In this paper, we propose a method to merge responses from intelligent APIs. Our method merges API responses better than naive operators and other proportional representation methods (i.e., D’Hondt and Hare-Niemeyer). The average of F-measure of our method marks 0.360; the next best method, Hare-Niemeyer, marks 0.347. Our method and other proportional representation methods are able to improve the F-measure from original responses in some cases. Merging non-biased responses results in 0.250 of F-measure, while original responses have an F-measure between 0.246 and 0.242. Users can improve their applications’ precision by small modification, e.g. changing endpoint URL from API endpoints to façades. Performance impact by applying façades is small, because overhead in façades is much smaller than API invocation. The proposal method conforms identity, commutativity, reflexivity, and additivity properties. These properties are advisable for integrating multiple responses.
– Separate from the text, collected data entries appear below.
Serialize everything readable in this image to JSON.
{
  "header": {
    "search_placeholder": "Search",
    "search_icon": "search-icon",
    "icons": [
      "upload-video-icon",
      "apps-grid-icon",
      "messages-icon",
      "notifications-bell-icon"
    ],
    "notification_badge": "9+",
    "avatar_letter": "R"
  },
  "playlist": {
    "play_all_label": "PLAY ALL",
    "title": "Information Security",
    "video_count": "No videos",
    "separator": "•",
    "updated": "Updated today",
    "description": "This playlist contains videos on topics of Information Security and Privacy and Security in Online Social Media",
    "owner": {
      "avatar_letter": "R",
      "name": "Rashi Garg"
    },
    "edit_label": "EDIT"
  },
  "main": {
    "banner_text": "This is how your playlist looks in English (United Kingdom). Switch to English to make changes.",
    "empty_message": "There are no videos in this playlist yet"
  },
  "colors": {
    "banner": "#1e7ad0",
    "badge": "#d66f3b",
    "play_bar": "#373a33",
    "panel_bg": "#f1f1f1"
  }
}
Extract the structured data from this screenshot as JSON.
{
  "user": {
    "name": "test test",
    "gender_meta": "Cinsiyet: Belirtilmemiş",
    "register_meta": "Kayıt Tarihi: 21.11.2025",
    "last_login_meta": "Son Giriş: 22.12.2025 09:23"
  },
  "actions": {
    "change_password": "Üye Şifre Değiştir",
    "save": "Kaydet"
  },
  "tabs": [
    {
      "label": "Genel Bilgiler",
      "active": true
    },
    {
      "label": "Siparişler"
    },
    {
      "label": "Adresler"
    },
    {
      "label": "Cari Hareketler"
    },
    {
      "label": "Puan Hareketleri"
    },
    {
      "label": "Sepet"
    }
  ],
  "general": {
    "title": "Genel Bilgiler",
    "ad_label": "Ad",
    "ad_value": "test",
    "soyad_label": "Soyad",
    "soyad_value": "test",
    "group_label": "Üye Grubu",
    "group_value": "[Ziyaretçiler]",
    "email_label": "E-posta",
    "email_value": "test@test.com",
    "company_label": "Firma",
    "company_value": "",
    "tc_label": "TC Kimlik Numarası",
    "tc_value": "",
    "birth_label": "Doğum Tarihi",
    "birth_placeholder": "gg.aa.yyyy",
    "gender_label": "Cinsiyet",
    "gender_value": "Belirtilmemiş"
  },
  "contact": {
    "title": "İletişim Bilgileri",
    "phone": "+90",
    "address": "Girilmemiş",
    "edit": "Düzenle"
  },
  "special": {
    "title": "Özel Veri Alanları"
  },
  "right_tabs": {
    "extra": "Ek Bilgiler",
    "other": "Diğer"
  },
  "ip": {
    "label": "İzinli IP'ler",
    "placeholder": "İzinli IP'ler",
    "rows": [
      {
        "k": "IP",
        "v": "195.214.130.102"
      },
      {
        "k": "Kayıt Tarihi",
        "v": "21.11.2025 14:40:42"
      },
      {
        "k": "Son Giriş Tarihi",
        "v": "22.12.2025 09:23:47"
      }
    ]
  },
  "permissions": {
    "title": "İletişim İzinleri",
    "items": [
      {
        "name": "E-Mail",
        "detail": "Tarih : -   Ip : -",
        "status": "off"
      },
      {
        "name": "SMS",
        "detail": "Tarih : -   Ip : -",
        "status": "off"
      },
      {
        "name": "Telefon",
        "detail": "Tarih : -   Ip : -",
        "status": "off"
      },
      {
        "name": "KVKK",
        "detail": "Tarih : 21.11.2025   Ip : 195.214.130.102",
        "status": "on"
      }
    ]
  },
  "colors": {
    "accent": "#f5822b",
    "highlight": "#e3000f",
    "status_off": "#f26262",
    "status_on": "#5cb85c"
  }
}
Our idea of a proportional representation approach can be applied to other intelligent APIs. If response type is a list of entity and score, and if there is a way to group entities, a proposal algorithm can be applied. The opposite approach is to improve results by inferring labels. Our current approach picks some of the labels returned by endpoints. intelligent APIs are not only based on supervised machine learning. Thus to cover a wide range of intelligent APIs, it is necessary to classify and analyse APIs, and establish a method to improve results by merging. Currently graph structures of labels and synsets (Fig. 2) are not considered when merging results. Propagating scores from labels could be used, losing the additivity property but improving results for users. There are many ways to propagate scores. For instance, setting propagation factors for each link type would improve merging and could be customised for users’ preferences. It would be possible to generate an API façade automatically. APIs with same functionality have same or similar signatures. Machine-readable API documentation, for instance, OpenAPI Specification, will help a generator to build an API façade.